At 10:24 a.m. ET (1424 GMT), the Toronto Stock Exchange's S&P/TSX composite index was down 95.92 points, or 0.47%, at 20,179.84. "We are entering a new quarter and there are some signs of a growth slowdown," said Angelo Kourkafas, investment strategist at Edward Jones Investments.
"As we think about what happened with the banks over the past month, the market attention will turn to the economic data to gauge the potential fallout from this stress." In the U.S., Wall Street's S&P 500 and the Nasdaq fell as weaker-than-expected private payrolls data for March deepened worries that the rapid interest rate hikes by the Federal Reserve may tip the U.S. economy into a recession.

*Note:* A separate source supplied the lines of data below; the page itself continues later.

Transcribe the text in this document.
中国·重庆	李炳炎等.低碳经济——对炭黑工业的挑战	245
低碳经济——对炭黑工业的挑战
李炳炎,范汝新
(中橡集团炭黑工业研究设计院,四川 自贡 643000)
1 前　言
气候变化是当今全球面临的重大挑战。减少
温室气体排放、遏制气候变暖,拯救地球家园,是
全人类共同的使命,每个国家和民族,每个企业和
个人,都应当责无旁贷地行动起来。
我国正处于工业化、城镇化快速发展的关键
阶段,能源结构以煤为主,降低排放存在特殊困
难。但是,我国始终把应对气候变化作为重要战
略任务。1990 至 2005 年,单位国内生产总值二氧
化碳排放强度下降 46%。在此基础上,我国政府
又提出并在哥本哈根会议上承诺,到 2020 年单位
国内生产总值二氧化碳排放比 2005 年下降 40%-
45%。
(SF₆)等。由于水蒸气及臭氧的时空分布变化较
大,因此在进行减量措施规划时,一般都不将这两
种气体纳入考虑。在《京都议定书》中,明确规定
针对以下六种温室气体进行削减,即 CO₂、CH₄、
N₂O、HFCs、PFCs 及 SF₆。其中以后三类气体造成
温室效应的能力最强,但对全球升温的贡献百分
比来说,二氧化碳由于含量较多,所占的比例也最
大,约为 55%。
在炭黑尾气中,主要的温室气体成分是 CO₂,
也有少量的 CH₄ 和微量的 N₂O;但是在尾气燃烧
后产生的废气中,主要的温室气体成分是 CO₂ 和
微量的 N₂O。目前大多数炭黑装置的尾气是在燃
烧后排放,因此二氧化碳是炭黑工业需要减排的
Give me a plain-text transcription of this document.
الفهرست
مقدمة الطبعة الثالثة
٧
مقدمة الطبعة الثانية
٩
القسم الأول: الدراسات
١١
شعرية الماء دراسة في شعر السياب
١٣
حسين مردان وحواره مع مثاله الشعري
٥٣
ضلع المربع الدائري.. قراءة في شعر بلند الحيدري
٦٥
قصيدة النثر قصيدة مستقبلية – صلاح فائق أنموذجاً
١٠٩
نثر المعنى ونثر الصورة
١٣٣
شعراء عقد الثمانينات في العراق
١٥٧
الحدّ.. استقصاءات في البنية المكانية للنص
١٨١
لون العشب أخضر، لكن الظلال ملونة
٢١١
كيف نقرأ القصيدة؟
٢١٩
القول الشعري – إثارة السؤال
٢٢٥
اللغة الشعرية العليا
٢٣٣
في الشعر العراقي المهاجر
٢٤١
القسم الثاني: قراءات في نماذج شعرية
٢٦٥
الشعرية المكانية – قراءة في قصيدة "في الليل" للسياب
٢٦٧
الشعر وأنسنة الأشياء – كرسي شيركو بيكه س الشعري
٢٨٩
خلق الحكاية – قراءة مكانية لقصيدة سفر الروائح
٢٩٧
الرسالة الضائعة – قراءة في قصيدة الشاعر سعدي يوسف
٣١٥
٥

Toronto-Dominion Bank Group dragged the financial sector down 0.9% after some shareholders on Tuesday urged the bank to abandon or renegotiate its acquisition of U.S. lender First Horizon Commodity-heavy bourse was further pressured by a 0.5% decline in the energy sector and a 1% drop in the materials sector , which includes precious and base metals miners and fertilizer companies. The TSX ended first quarter on an upbeat note even as the banking turmoil rattled the global markets. The traders are sticking to bets that the Bank of Canada will hold interest rates at its meeting due next week. Meanwhile, Canada posted a smaller-than-expected trade surplus in February, as both exports and imports recorded widespread declines.
In company news, Bernstein raised its ratings on Canopy Growth to "market-perform" from "underperform". The cannabis producer's stock, however, slipped 1.8%.